Streik? Frechheit!

Der Winterdienst streikt, TV-Sender wie RTL schimpfen: „Ausgerechnet jetzt! Im Winter!“ Ja, wann denn sonst?

Die Niedersachsen, so singen sie selbst ganz gerne, seien „sturmfest und erdverwachsen“. Gegenwärtig trifft sich das ganz gut, denn die Straßen schneien ein, und kein Streufahrzeug weit und breit schafft Abhilfe. Warum? Weil in Niedersachsen, wie zuvor auch schon im Saarland, die Winterdienstler von der Dienstleistungsgewerkschaft Ver.di zum Warnstreik gerufen worden sind.

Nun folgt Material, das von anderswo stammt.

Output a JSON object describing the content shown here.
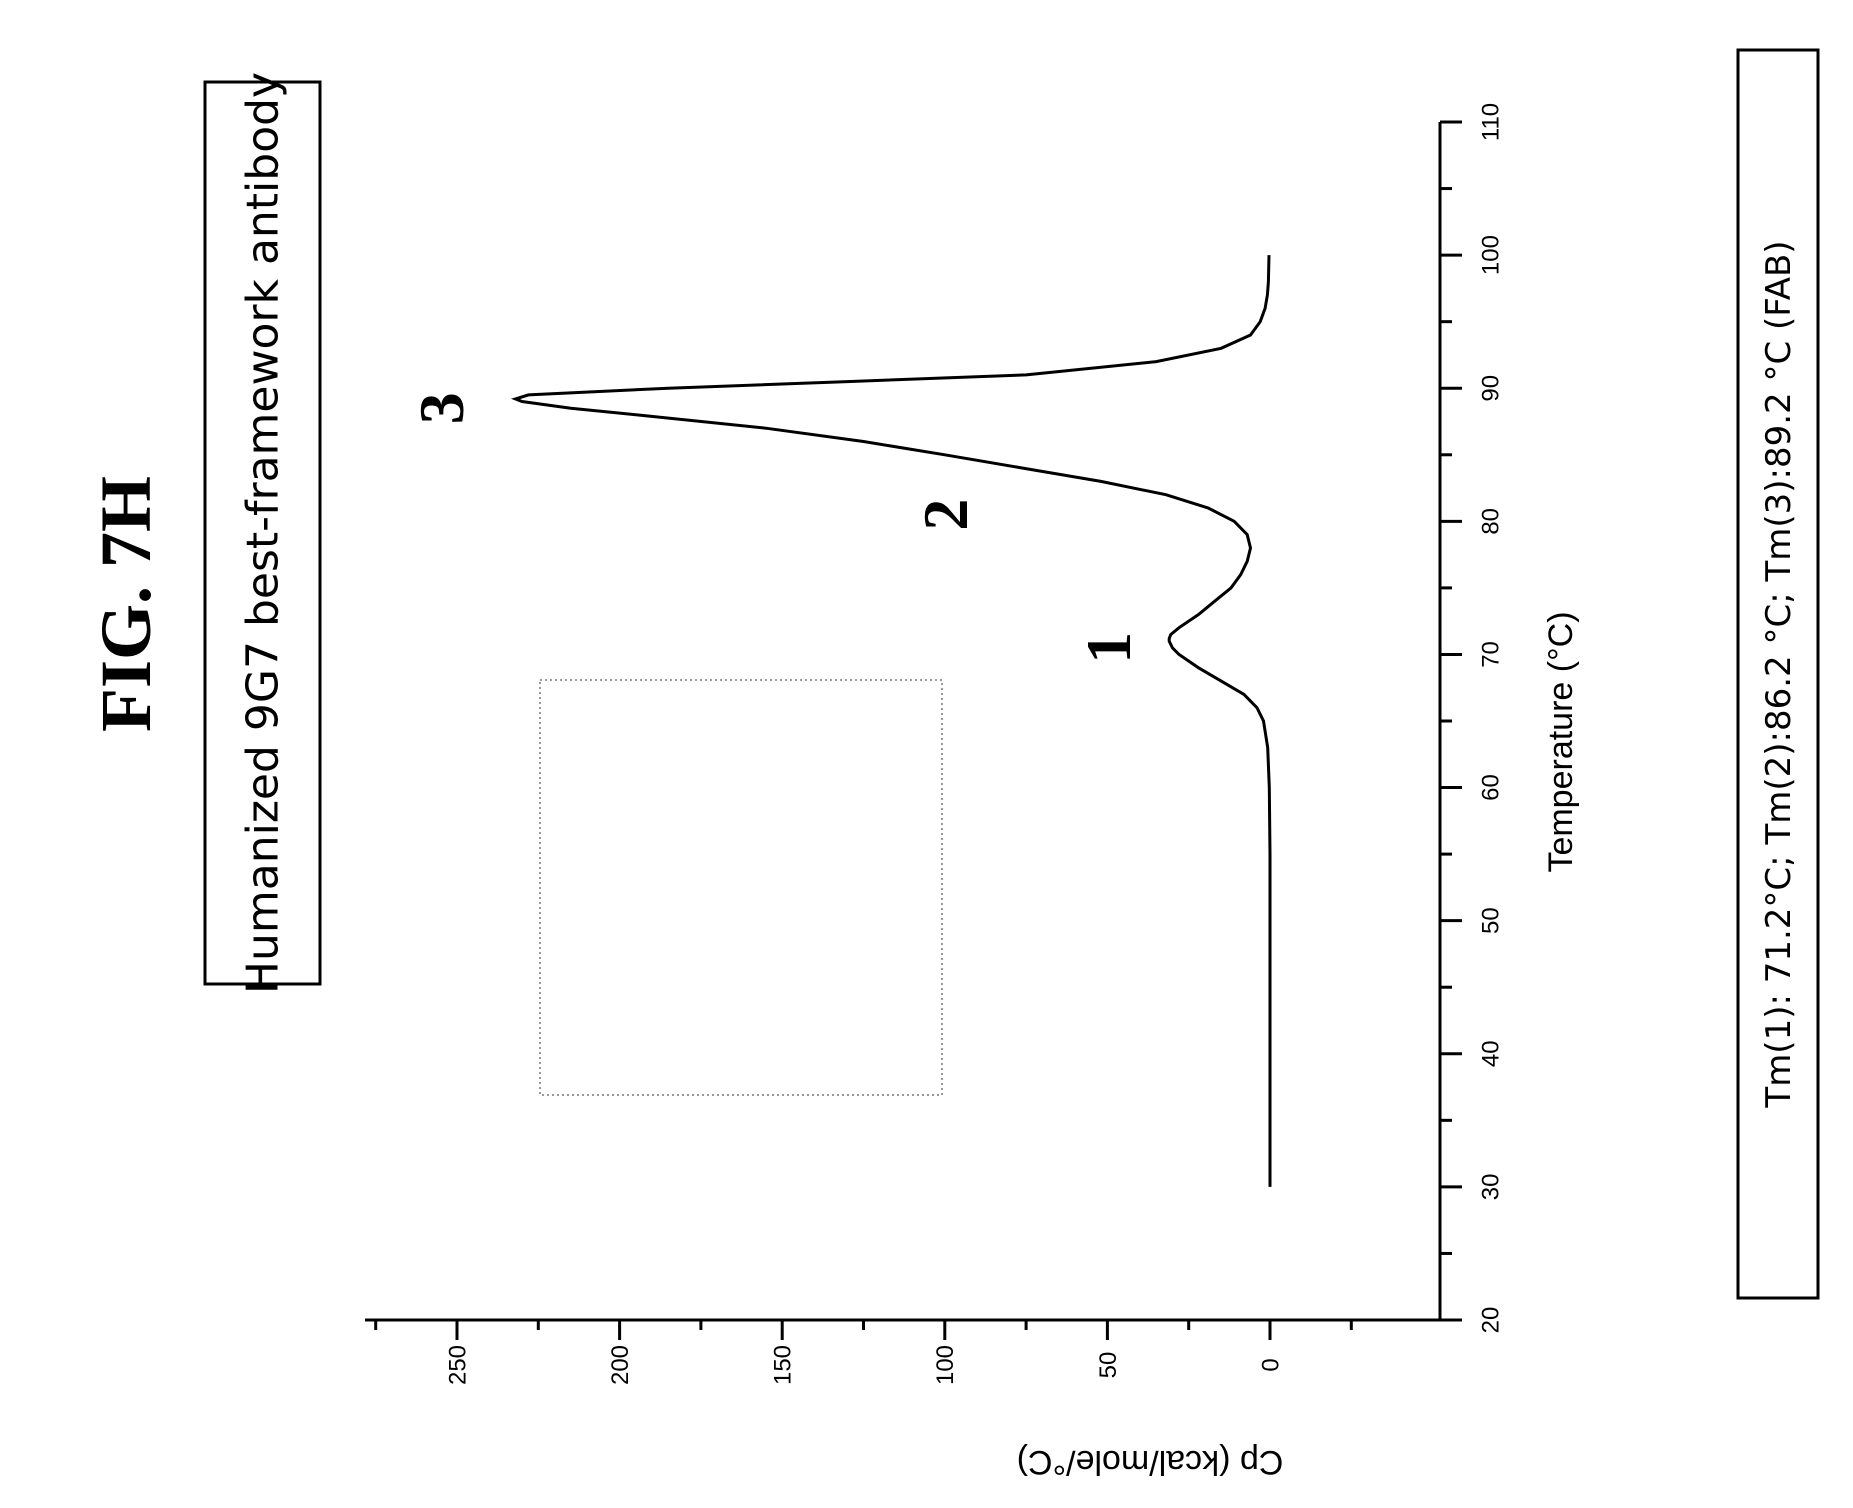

Nun verhält es sich mit dem Streik ein wenig wie mit dem Bankraub: Es gibt nur mehr wenige, die darin eine subversive, letztlich gar berechtigte, gesellschaftlich notwendige Aktion sehen wollen; Privatsender gehören schon gar nicht dazu, sondern schlagen sich flugs auf die Seite „des Steuerzahlers“ oder „des Autofahrers“. Deshalb sprachen sie gestern auch recht explizit von einer versuchten Körperverletzung derer, die da das Streuen unterlassen würden.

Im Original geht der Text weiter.